Figures reveal only 80 variations at Cardiff as Holyrood comparisons deemed unfair
The £49.3m new Welsh Assembly building involved under 100 design changes during its construction, compared to the 15,000 that blighted the £430m Scottish Parliament building.
Figures revealed to QS News by the building's project manager TPS show a much more tightly disciplined project, built under a D&B contract, than the Holyrood job. The latter scheme was built under a construction management contract and faced severe cost overruns.
The figures show that around 80 project manager instructions were issued during building. A quarter of these were value engineering changes while the rest related to integrating the IT equipment and services into the building.

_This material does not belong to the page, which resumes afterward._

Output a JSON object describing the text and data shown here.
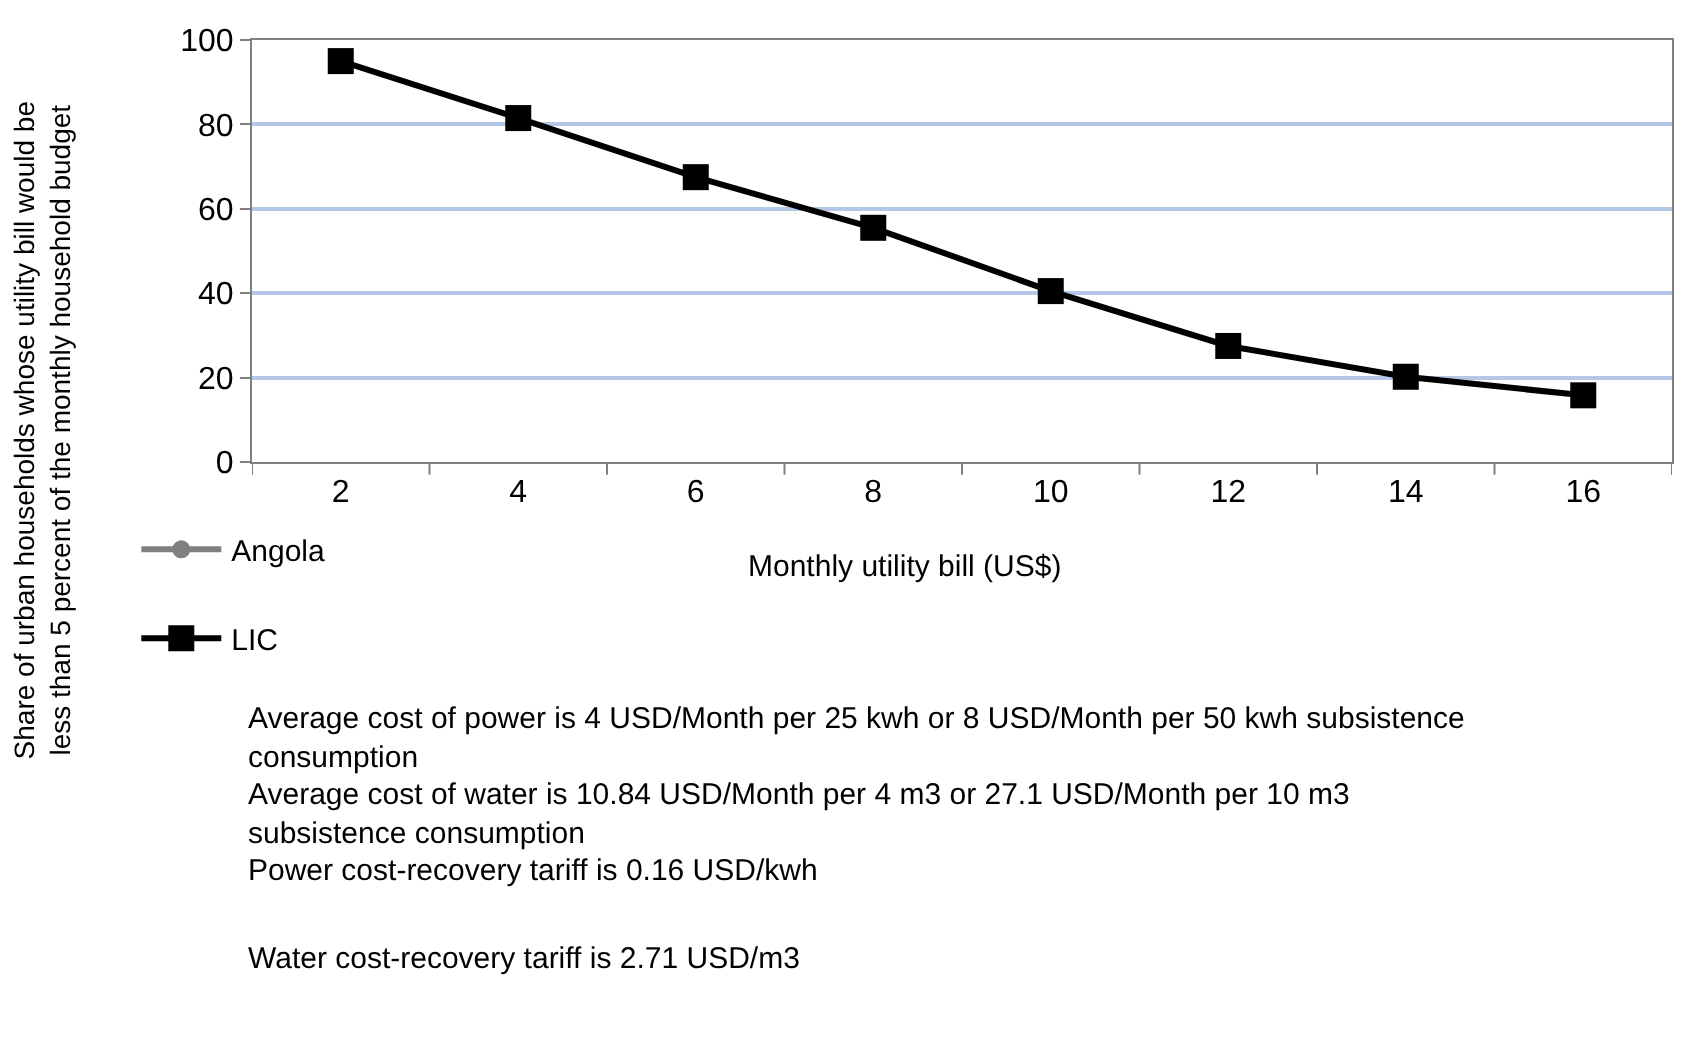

The figures came as the scheme's client and the project team defended claims that the project was more expensive than the Scottish parliament building in terms of pounds per square metre. A source at the team stressed that the comparison was unfair as the Welsh Assembly was only the public face of the parliament, with no offices, in contrast to the Scottish job. "This was the jewel of the complex while the Scottish parliament was the whole development," the source said.
The Welsh building opened to the public last week and is due to be officially launched on St David's Day on 1 March.
A consortium led by Taylor Woodrow and including the original architect Richard Rogers Partnership, signed the D&B contract in early 2003. The price was set at just over £40m although this included extra contingency funds, some of which are expected to be used up by the client.
TPS worked with QS Northcroft on the project. Northcroft's team included director Stewart Pitteway, final account surveyor Wayne Ganderton, cost planning director Graham Grabski, cost planning surveyor Julie Wood and M&E specialists John Gray and Mike Omasta. Pitteway said he was proud of the project and "what we had done to get it delivered".
• QS News understands the final account for the £430m Scottish Parliament building will not be completed until May. The account was expected to be finished by the start of this year.